The Science Channel's 'Secret Space Escapes' VR Experience Uses CGI for Good

The VR companion to the Science Channel's new show lets viewers experience the show in an all new way. 


While social media blew up this weekend because of the New York Times’ nifty new VR platform, the Science Channel was preparing to unveil its own foray into virtual reality, a companion piece to the upcoming eight-part series Secret Space Escapes, premiering tonight at 10 p.m. The TV show chronicles the most harrowing moments in space travel — the premiere episode is about fires on the Mir space station — but the VR extension, “Spacewalk Mayday,” owes as much to Gravity as to NASA. Turns out that’s a good thing.

Users find themselves dodging errant debris while tethered to the International Space Station. The whole thing lasts only minutes, but it’s enough to give viewers a sense of the danger of space travel, an important reminder that exploration isn’t just about presidential commendations and cool patches.

“My hope is that when people experience that visceral emotional attachment to the VR, the stories they’re watching on the TV series operate on a completely different emotional level triggered by being in that situation,” Bernadette McDaid, vp of production for the Science Channel, told Inverse.

The team at the Discovery Communications (which owns the Science Channel and other similar outlets) have been busy building the Discovery VR platform for some time. Currently there are a bevy of real-life VR experiences on the platform including clips that allow the viewers to skateboard around the streets of San Francisco, take a surfing lesson with a big wave pro, and explore a shark-infested shipwreck with the Mythbusters team. There’s also the opportunities to prospect for gold with the guys from Gold Rush and traverse a swamp with Survivorman Les Stroud. It’s a lot and much of that content feels very first wave. The Secret Space Escapes experience doesn’t, largely because it’s less performative. The details here came from actual astronauts.

The experience is based on the experience of astronaut Scott Parazynski, who had to repair broken but still electrified solar panels on the International Space Station. Because the panels were electrified, that was an immensely dangerous moment for both Parazynski and the ISS crew. It fell to McDaid to speak with Parazynski about the realism of the project.

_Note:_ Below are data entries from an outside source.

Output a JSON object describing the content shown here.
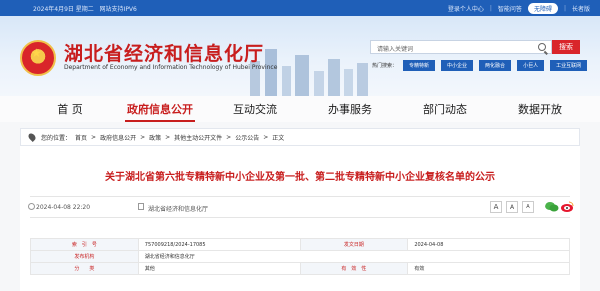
{
  "topbar": {
    "date_text": "2024年4月9日  星期二",
    "ipv6_text": "网站支持IPV6",
    "login": "登录个人中心",
    "smart_qa": "智能问答",
    "accessibility": "无障碍",
    "elder": "长者版"
  },
  "header": {
    "title": "湖北省经济和信息化厅",
    "subtitle": "Department of Economy and Information Technology of Hubei Province",
    "search_placeholder": "请输入关键词",
    "search_button": "搜索",
    "quick_label": "热门搜索：",
    "quick_items": [
      "专精特新",
      "中小企业",
      "两化融合",
      "小巨人",
      "工业互联网"
    ]
  },
  "nav": {
    "items": [
      "首 页",
      "政府信息公开",
      "互动交流",
      "办事服务",
      "部门动态",
      "数据开放"
    ]
  },
  "breadcrumb": {
    "label": "您的位置：",
    "items": [
      "首页",
      "政府信息公开",
      "政策",
      "其他主动公开文件",
      "公示公告",
      "正文"
    ]
  },
  "article": {
    "title": "关于湖北省第六批专精特新中小企业及第一批、第二批专精特新中小企业复核名单的公示",
    "date": "2024-04-08 22:20",
    "org": "湖北省经济和信息化厅",
    "font_labels": [
      "A",
      "A",
      "A"
    ]
  },
  "info_table": {
    "rows": [
      {
        "k1": "索　引　号",
        "v1": "757009218/2024-17085",
        "k2": "发文日期",
        "v2": "2024-04-08"
      },
      {
        "k1": "发布机构",
        "v1": "湖北省经济和信息化厅",
        "k2": "",
        "v2": ""
      },
      {
        "k1": "分　　类",
        "v1": "其他",
        "k2": "有　效　性",
        "v2": "有效"
      }
    ]
  },
  "colors": {
    "brand_red": "#c81e1e",
    "top_blue": "#1f5fb8"
  }
}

“It’s really such a love fest to NASA and to other space agencies all around the world,” says McDaid “While we’ve created an incredibly powerful and dramatic VR experience, it’s all based on actual science. That was important to me. There’s always a little bit of artistic license, but I wanted to make sure that it has integrity as a real experience.”

 Former NASA Astronaut's Scott Parazynski, Robert Curbeam and Science Channel vice president of production Bernadette McDaid

Getty Images

Discovery VRs “Spacewalk Mayday” is also the first full CGI narrative experience, which McDaid sees as both a continuation of and a new way to tell a story. “I love VR so much because it democratizes the experience,” she says. “In this case the fact that we can provide people the experience with the thrill of the spacewalk and hopefully capture the fear as it goes wrong — that’s pretty exceptional.”

The short clip was created in collaboration with Ignis VR, a company based in the Netherlands. To access the VR experience, users can download the DiscoveryVR app on their phones and play the video with Google Cardboard.

Though brief, it’s a disorienting and fascinating look at how viewers will step into a story, which is exactly what McDaid and her team wanted, especially with an eye to the future. “My hope would be to continue to push the boundaries of the material we’re creating,” she said. “So we’re not just celebrating the newness of the technology, but we’re creating completely different experiences for the viewer that allow them to immerse themselves in the story in a completely different way.” She then added, “My personal feeling is that where we are now with the tech in five year’s time is going to be laughably rudimentary, so I couldn’t be more excited for the future of where storytelling through these types of experiences is going because the ability to be in a story, not just looking at it, is phenomenal.”

Havee one regret? Not being able to let the astronauts experience the VR themselves before it launched. “One thing I do want to do is to shoot little videos of the astronauts experiencing it for the first time. I think that’d be really funny.”

Take a ride on the Secret Space Escapes VR experience before the astronauts that lived it by downloading the app now and watch the show when it premieres on the Science Channel tonight, November 10, at 10 p.m.